First-Party vs. Third-Party Cyber Insurance

Cyber exposures can be separated into first-party and third-party risks, which require different types of coverage to be dealt with effectively. Below, we discuss the difference between first-party and third-party Cyber Insurance and how they help modern organizations mitigate different types of cyber exposures.

First-Party Cyber Coverage

In response to the growing concern over cyber crime, insurers began offering first-party Cyber coverage in the mid-2000s to protect businesses from the losses and expenses incurred from such incidents. It’s called “first-party” insurance because it covers only the insured’s costs and not those of affected stakeholders or other third parties.

A Cyber Insurance first-party coverage can help affected businesses pay for:

• Business interruption, covering loss of revenue due to a cyber attack
• Cyber extortion fees, such as paying a ransom to restore access to data and systems
• Notification costs for informing customers, vendors, and other stakeholders affected by the cyber crime
• Forensic investigation, which includes hiring experts to determine the cause and extent of the attack
• Crisis management, covering expenses of hiring a public relations team to manage reputational damage after a cyber attack
• Cost of protection services such as credit monitoring for affected stakeholders
• Data and asset recovery, which reimburses the cost of restoring damaged or lost data

Third-Party Cyber Coverage

Third-party Cyber Insurance pays for the costs associated with claims made by third parties who suffered losses as a result of a cyber attack on an organization. Third parties can include clients, vendors, employees, regulatory bodies, and other stakeholders.

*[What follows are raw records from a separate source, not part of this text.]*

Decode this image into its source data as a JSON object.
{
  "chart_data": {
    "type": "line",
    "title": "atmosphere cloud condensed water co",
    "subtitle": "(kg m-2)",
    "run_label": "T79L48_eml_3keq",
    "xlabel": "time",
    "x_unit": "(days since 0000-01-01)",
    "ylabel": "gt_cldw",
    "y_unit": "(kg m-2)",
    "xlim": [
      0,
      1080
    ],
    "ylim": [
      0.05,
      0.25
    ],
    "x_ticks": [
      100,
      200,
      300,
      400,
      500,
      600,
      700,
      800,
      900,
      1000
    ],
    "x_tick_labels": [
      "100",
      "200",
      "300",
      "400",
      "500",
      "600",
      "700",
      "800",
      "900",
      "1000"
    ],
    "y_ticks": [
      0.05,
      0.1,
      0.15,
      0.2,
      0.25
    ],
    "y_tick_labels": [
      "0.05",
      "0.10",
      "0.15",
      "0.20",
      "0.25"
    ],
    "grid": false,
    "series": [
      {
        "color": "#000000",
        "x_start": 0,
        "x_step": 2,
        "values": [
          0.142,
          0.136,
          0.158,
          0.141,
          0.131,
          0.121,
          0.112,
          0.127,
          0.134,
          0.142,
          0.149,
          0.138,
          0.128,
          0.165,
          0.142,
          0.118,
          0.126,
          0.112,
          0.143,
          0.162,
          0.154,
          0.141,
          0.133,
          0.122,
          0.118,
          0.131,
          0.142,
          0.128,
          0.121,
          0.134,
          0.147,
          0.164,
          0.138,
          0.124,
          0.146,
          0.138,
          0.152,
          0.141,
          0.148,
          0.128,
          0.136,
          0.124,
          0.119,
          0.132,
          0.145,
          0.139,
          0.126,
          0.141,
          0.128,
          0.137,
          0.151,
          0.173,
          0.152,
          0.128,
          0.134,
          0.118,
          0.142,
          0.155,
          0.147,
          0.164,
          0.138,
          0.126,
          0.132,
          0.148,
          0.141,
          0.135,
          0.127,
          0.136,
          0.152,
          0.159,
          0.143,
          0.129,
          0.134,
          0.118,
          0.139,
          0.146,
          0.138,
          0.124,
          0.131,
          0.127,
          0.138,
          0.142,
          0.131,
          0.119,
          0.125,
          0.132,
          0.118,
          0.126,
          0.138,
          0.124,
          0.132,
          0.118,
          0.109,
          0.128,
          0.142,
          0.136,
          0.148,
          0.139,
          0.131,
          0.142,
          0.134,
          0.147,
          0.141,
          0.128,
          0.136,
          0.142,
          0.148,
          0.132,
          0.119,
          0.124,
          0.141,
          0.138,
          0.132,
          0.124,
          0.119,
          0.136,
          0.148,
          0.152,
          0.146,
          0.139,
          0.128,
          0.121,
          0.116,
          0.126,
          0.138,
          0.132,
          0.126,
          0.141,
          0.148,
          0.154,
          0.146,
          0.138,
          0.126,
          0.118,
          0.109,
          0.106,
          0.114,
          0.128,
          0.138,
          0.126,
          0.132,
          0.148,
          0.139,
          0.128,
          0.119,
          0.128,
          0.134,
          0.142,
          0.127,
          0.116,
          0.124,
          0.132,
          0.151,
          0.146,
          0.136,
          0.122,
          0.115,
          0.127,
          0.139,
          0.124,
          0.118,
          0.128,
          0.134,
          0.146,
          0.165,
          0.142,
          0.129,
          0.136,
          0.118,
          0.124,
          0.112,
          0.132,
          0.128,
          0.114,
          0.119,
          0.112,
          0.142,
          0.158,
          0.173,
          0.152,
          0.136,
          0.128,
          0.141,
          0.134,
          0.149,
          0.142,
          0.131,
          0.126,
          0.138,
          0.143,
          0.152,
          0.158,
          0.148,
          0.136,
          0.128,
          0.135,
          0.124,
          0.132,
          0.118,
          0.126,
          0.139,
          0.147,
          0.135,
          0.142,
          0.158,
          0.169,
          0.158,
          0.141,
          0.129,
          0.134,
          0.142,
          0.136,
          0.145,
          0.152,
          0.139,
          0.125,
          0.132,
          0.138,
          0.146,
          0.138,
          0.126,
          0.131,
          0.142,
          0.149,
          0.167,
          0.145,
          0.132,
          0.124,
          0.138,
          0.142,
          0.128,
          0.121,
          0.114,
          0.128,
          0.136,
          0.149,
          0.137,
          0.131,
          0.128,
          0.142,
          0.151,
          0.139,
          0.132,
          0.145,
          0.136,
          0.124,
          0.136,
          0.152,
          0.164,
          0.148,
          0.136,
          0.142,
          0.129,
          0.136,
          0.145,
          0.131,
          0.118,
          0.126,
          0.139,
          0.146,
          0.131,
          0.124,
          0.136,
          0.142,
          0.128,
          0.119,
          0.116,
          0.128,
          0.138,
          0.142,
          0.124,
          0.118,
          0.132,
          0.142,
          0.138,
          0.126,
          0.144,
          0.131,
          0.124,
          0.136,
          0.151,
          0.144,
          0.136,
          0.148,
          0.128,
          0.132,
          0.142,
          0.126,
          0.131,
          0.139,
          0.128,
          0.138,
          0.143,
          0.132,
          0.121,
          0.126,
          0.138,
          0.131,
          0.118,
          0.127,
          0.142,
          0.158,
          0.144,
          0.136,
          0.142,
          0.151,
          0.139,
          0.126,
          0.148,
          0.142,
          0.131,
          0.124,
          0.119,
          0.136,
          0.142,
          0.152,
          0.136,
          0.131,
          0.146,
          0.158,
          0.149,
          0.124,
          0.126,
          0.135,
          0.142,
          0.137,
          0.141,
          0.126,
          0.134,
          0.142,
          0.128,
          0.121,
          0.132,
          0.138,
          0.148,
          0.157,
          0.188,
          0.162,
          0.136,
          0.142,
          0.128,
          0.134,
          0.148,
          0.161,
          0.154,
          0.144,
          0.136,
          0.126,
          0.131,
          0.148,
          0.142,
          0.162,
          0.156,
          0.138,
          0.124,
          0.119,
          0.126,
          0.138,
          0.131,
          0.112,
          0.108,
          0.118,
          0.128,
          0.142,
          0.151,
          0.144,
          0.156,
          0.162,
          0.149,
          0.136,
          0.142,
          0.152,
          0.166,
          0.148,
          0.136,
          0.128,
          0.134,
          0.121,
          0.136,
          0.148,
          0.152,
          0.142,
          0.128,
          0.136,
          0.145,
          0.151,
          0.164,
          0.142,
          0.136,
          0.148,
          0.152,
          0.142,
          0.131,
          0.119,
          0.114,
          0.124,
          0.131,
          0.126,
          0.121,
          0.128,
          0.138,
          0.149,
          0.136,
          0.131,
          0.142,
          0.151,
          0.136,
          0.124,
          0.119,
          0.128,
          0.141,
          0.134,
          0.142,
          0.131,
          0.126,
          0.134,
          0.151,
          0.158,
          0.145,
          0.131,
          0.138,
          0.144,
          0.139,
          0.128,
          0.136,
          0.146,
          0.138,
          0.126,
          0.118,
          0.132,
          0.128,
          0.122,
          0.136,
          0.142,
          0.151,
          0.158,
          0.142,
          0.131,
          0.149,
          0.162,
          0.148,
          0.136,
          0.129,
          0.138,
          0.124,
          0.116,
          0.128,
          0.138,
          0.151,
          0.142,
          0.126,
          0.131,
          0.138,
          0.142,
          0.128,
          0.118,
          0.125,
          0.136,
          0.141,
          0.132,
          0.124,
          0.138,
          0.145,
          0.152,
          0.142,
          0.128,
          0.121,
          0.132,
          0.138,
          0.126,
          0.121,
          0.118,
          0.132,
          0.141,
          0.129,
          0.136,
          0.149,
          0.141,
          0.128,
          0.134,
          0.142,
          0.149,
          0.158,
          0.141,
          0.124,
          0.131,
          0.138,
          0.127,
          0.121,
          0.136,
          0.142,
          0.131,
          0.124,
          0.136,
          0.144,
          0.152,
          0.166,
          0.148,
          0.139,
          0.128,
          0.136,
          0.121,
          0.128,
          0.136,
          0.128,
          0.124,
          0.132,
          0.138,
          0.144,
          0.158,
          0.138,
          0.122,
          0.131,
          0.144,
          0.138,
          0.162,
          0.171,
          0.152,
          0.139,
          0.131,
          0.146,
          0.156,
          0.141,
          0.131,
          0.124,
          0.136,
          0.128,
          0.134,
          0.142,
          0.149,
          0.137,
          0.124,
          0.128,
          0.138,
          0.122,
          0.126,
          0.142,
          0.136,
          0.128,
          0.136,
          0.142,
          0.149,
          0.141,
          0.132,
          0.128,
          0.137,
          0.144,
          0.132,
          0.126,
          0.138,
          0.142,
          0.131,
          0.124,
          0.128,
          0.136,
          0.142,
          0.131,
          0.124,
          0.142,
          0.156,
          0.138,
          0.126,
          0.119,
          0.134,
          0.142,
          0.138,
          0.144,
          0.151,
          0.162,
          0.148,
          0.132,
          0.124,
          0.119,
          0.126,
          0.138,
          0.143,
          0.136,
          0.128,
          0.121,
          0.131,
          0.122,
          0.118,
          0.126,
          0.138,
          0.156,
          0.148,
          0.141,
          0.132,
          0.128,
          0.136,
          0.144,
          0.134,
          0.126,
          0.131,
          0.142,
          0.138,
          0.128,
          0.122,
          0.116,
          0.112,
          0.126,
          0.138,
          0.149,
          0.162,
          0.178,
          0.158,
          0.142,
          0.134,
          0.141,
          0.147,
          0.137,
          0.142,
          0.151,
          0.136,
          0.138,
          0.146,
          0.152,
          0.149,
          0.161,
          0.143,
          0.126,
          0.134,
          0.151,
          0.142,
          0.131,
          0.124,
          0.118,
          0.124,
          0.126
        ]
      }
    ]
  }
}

Third-party Cyber Insurance typically covers the following:

• Legal fees, including attorney fees and court costs, if third parties sue the organization for the cyber attack
• Regulatory fines and penalties caused by noncompliance with industry or government standards
• Intellectual property coverage, including legal expenses arising from claims of intellectual property infringement
• Settlement fees and court judgments

What Cyber Liability Insurance Is Today

Cyber Liability Insurance protects businesses from the financial impacts of cyber crime. Initially, Cyber Liability Insurance focused on first-party Cyber coverage, such as business interruption losses, data recovery, and asset damage. However, as the cyber risk landscape evolved, so did the protection offered by Cyber Insurance policies. Today’s Cyber Insurance typically includes the following first-party and third-party coverage:

First-Party Cyber Coverage

• IT forensic costs
• Credit monitoring costs
• Crisis management
• Notification costs
• Coverage for cyber crimes such as ransomware

Third-Party Cyber Coverage

• Legal fees
• Settlement and court-ordered judgments
• Regulatory fines and penalties

Cyber Insurance brokers are uniquely positioned to help businesses assess their exposures and customize policies to their needs. They work closely with clients to help them choose the most appropriate first-party and third-party Cyber coverage that matches their unique risk profile. By helping them pick the right policy, brokers can protect their clients from the devastating consequences of a cyber attack.